Let $\sigma(S)$ denote the sum of all the elements in $S$ and $A_i = \{a_1, \dots, a_i\}$.
Given, $i=0,\dots,n$ and $w \in \mathbb{Z}$,
define $OPT[i,w]$ as the mazimum cardinality of a subset $S \cup S' \subseteq A_i$ where $S \cap S' = \emptyset$
and $\sigma(S) - 2\sigma(S') = w$.
If no possible choice for $S$ and $S'$ exists, then let $OPT[i,w]=-\infty$.
According to the above definition:
$$
OPT[0, w] =
\begin{cases}
0 & \text{if } w=0 \\
-\infty & \text{if } w \neq 0 \\
\end{cases}
$$
For $i>0$:
$$
OPT[i, w] = \max\{ OPT[i-1, w], 1 + OPT[i-1, w-a_i], 1+ OPT[i-1, w+2a_i] \}.
$$
The answer to your problem is true iff $OPT[n, 0] > 0$.

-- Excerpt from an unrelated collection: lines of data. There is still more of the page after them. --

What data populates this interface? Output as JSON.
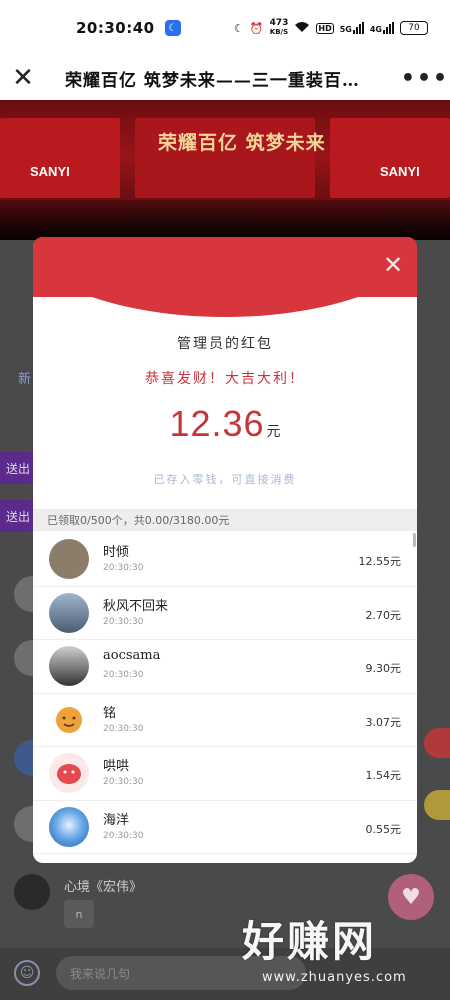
{
  "status_bar": {
    "time": "20:30:40",
    "speed_value": "473",
    "speed_unit": "KB/S",
    "hd": "HD",
    "net1": "5G",
    "net2": "4G",
    "battery": "70"
  },
  "nav": {
    "title": "荣耀百亿 筑梦未来——三一重装百…",
    "close_icon": "close-icon",
    "more_icon": "more-icon"
  },
  "banner": {
    "logo_left": "SANYI",
    "logo_right": "SANYI",
    "slogan": "荣耀百亿 筑梦未来"
  },
  "background": {
    "tag1": "送出",
    "tag2": "送出",
    "tab": "新",
    "name": "心境《宏伟》",
    "bubble": "n",
    "input_placeholder": "我来说几句"
  },
  "red_packet": {
    "sender": "管理员的红包",
    "greeting": "恭喜发财！大吉大利！",
    "amount": "12.36",
    "unit": "元",
    "note": "已存入零钱，可直接消费",
    "summary": "已领取0/500个，共0.00/3180.00元",
    "claims": [
      {
        "name": "时倾",
        "time": "20:30:30",
        "amount": "12.55元"
      },
      {
        "name": "秋风不回来",
        "time": "20:30:30",
        "amount": "2.70元"
      },
      {
        "name": "aocsama",
        "time": "20:30:30",
        "amount": "9.30元"
      },
      {
        "name": "铭",
        "time": "20:30:30",
        "amount": "3.07元"
      },
      {
        "name": "哄哄",
        "time": "20:30:30",
        "amount": "1.54元"
      },
      {
        "name": "海洋",
        "time": "20:30:30",
        "amount": "0.55元"
      }
    ]
  },
  "watermark": {
    "main": "好赚网",
    "sub": "www.zhuanyes.com"
  },
  "colors": {
    "accent_red": "#d6363c",
    "amount_red": "#c7353a",
    "note_blue": "#a8b8d4"
  }
}
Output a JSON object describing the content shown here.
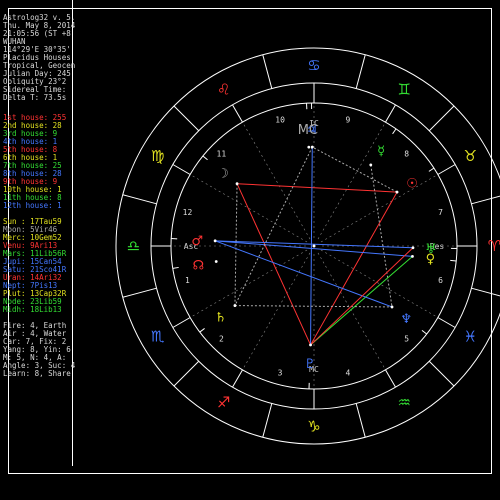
{
  "colors": {
    "bg": "#000000",
    "line": "#ffffff",
    "fire": "#ff3333",
    "earth": "#e0e020",
    "air": "#33dd33",
    "water": "#4477ff",
    "grey": "#aaaaaa",
    "purple": "#cc44ff"
  },
  "info_lines": [
    "Astrolog32 v. 5.",
    "Thu. May 8, 2014",
    "21:05:56 (ST +8",
    "WUHAN",
    "114°29'E 30°35'",
    "Placidus Houses",
    "Tropical, Geocen",
    "Julian Day: 245",
    "Obliquity 23°2",
    "Sidereal Time:",
    "Delta T: 73.5s"
  ],
  "house_list": [
    {
      "label": "1st house: 255",
      "color": "#ff3333"
    },
    {
      "label": "2nd house: 28",
      "color": "#e0e020"
    },
    {
      "label": "3rd house: 9",
      "color": "#33dd33"
    },
    {
      "label": "4th house: 1",
      "color": "#4477ff"
    },
    {
      "label": "5th house: 8",
      "color": "#ff3333"
    },
    {
      "label": "6th house: 1",
      "color": "#e0e020"
    },
    {
      "label": "7th house: 25",
      "color": "#33dd33"
    },
    {
      "label": "8th house: 28",
      "color": "#4477ff"
    },
    {
      "label": "9th house: 9",
      "color": "#ff3333"
    },
    {
      "label": "10th house: 1",
      "color": "#e0e020"
    },
    {
      "label": "11th house: 8",
      "color": "#33dd33"
    },
    {
      "label": "12th house: 1",
      "color": "#4477ff"
    }
  ],
  "planet_list": [
    {
      "label": "Sun : 17Tau59",
      "color": "#e0e020"
    },
    {
      "label": "Moon: 5Vir46",
      "color": "#aaaaaa"
    },
    {
      "label": "Merc: 10Gem52",
      "color": "#e0e020"
    },
    {
      "label": "Venu: 9Ari13",
      "color": "#ff3333"
    },
    {
      "label": "Mars: 11Lib56R",
      "color": "#33dd33"
    },
    {
      "label": "Jupi: 15Can54",
      "color": "#4477ff"
    },
    {
      "label": "Satu: 21Sco41R",
      "color": "#4477ff"
    },
    {
      "label": "Uran: 14Ari32",
      "color": "#ff3333"
    },
    {
      "label": "Nept: 7Pis13",
      "color": "#4477ff"
    },
    {
      "label": "Plut: 13Cap32R",
      "color": "#e0e020"
    },
    {
      "label": "Node: 23Lib59",
      "color": "#33dd33"
    },
    {
      "label": "Midh: 18Lib13",
      "color": "#33dd33"
    }
  ],
  "element_lines": [
    "Fire: 4, Earth",
    "Air : 4, Water",
    "Car: 7, Fix: 2",
    "Yang: 8, Yin: 6",
    "M: 5, N: 4, A:",
    "Angle: 3, Suc: 4",
    "Learn: 8, Share"
  ],
  "chart_data": {
    "type": "astrological wheel",
    "signs": [
      {
        "name": "Aries",
        "glyph": "♈",
        "color": "#ff3333"
      },
      {
        "name": "Taurus",
        "glyph": "♉",
        "color": "#e0e020"
      },
      {
        "name": "Gemini",
        "glyph": "♊",
        "color": "#33dd33"
      },
      {
        "name": "Cancer",
        "glyph": "♋",
        "color": "#4477ff"
      },
      {
        "name": "Leo",
        "glyph": "♌",
        "color": "#ff3333"
      },
      {
        "name": "Virgo",
        "glyph": "♍",
        "color": "#e0e020"
      },
      {
        "name": "Libra",
        "glyph": "♎",
        "color": "#33dd33"
      },
      {
        "name": "Scorpio",
        "glyph": "♏",
        "color": "#4477ff"
      },
      {
        "name": "Sagittarius",
        "glyph": "♐",
        "color": "#ff3333"
      },
      {
        "name": "Capricorn",
        "glyph": "♑",
        "color": "#e0e020"
      },
      {
        "name": "Aquarius",
        "glyph": "♒",
        "color": "#33dd33"
      },
      {
        "name": "Pisces",
        "glyph": "♓",
        "color": "#4477ff"
      }
    ],
    "ascendant_longitude": 195,
    "house_numbers": [
      "1",
      "2",
      "3",
      "4",
      "5",
      "6",
      "7",
      "8",
      "9",
      "10",
      "11",
      "12"
    ],
    "axis_labels": {
      "asc": "Asc",
      "desc": "Des",
      "mc": "MC",
      "ic": "IC"
    },
    "planets": [
      {
        "name": "Sun",
        "glyph": "☉",
        "longitude": 48,
        "color": "#ff3333"
      },
      {
        "name": "Moon",
        "glyph": "☽",
        "longitude": 156,
        "color": "#aaaaaa"
      },
      {
        "name": "Mercury",
        "glyph": "☿",
        "longitude": 70,
        "color": "#33dd33"
      },
      {
        "name": "Venus",
        "glyph": "♀",
        "longitude": 9,
        "color": "#e0e020"
      },
      {
        "name": "Mars",
        "glyph": "♂",
        "longitude": 192,
        "color": "#ff3333"
      },
      {
        "name": "Jupiter",
        "glyph": "♃",
        "longitude": 106,
        "color": "#4477ff"
      },
      {
        "name": "Saturn",
        "glyph": "♄",
        "longitude": 232,
        "color": "#e0e020"
      },
      {
        "name": "Uranus",
        "glyph": "♅",
        "longitude": 14,
        "color": "#33dd33"
      },
      {
        "name": "Neptune",
        "glyph": "♆",
        "longitude": 337,
        "color": "#4477ff"
      },
      {
        "name": "Pluto",
        "glyph": "♇",
        "longitude": 283,
        "color": "#4477ff"
      },
      {
        "name": "North Node",
        "glyph": "☊",
        "longitude": 204,
        "color": "#ff3333"
      },
      {
        "name": "Midheaven",
        "glyph": "MC",
        "longitude": 108,
        "color": "#aaaaaa"
      }
    ],
    "aspects": [
      {
        "from": "Sun",
        "to": "Pluto",
        "color": "#ff3333"
      },
      {
        "from": "Sun",
        "to": "Moon",
        "color": "#ff3333"
      },
      {
        "from": "Moon",
        "to": "Pluto",
        "color": "#ff3333"
      },
      {
        "from": "Mars",
        "to": "Uranus",
        "color": "#4477ff"
      },
      {
        "from": "Mars",
        "to": "Venus",
        "color": "#4477ff"
      },
      {
        "from": "Jupiter",
        "to": "Pluto",
        "color": "#4477ff"
      },
      {
        "from": "Jupiter",
        "to": "Saturn",
        "color": "#aaaaaa"
      },
      {
        "from": "Mercury",
        "to": "Neptune",
        "color": "#aaaaaa"
      },
      {
        "from": "Venus",
        "to": "Pluto",
        "color": "#33dd33"
      },
      {
        "from": "Saturn",
        "to": "Neptune",
        "color": "#aaaaaa"
      },
      {
        "from": "Moon",
        "to": "Saturn",
        "color": "#aaaaaa"
      },
      {
        "from": "Sun",
        "to": "Jupiter",
        "color": "#aaaaaa"
      },
      {
        "from": "Mars",
        "to": "Neptune",
        "color": "#4477ff"
      },
      {
        "from": "Uranus",
        "to": "Pluto",
        "color": "#ff3333"
      }
    ]
  }
}
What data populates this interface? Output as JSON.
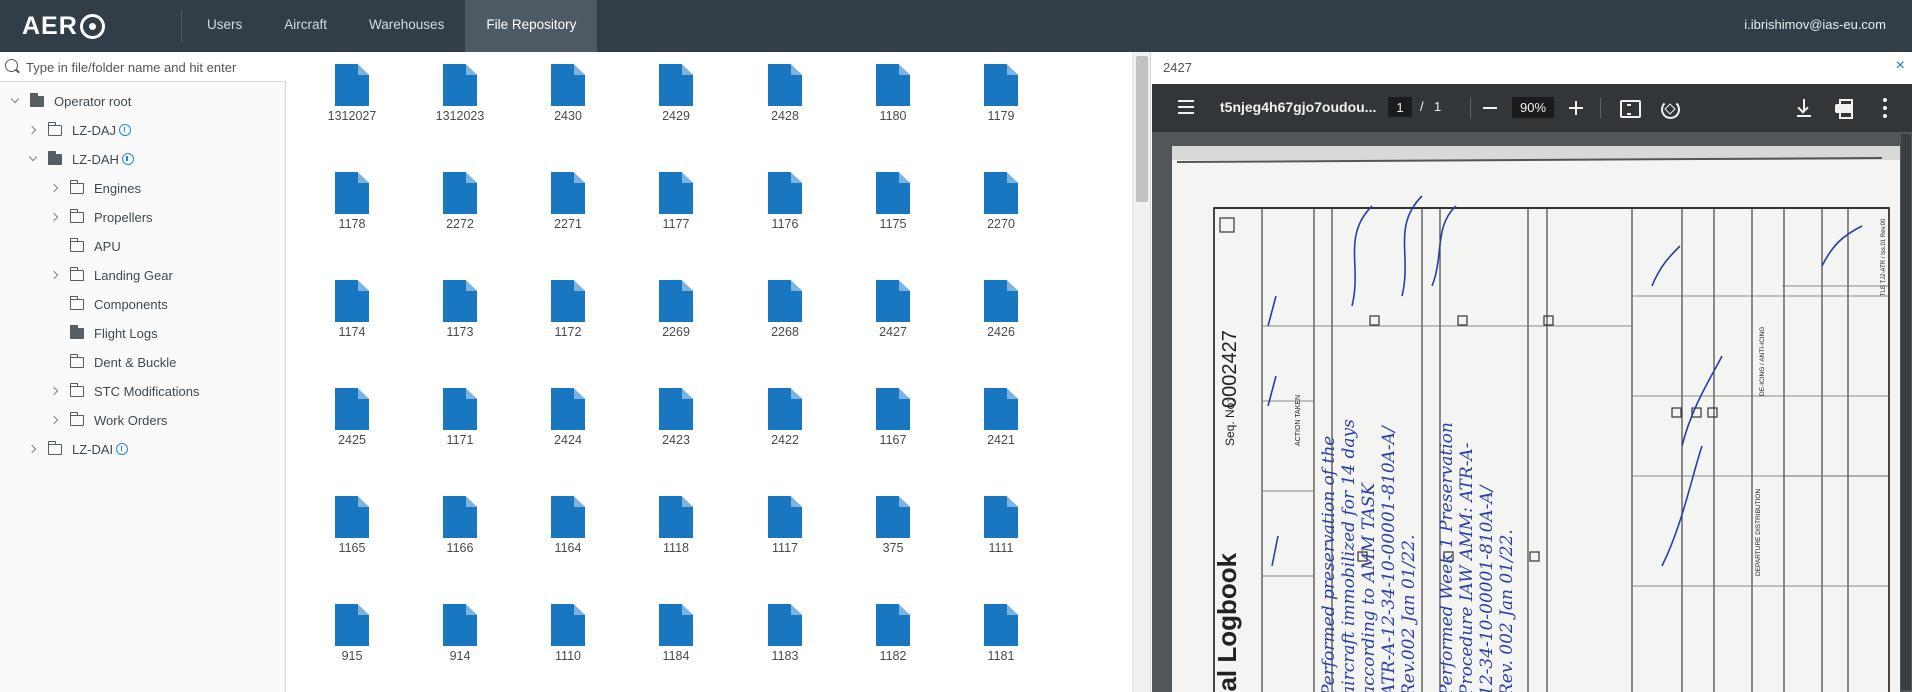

Each $OPT[i, w]$ can be computed in constant time (if you have already computed the values of $OPT[i-1, \cdot]$).
Moreover, there are only $O(n)$ possible choices for $i$ and $O(t)$ sensible choices for $w$, where $t = \sum_{i=1}^n a_i$.
This gives you a dynamic programming algorithm with time complexity $O(n t)$ and space complexity $O(t)$.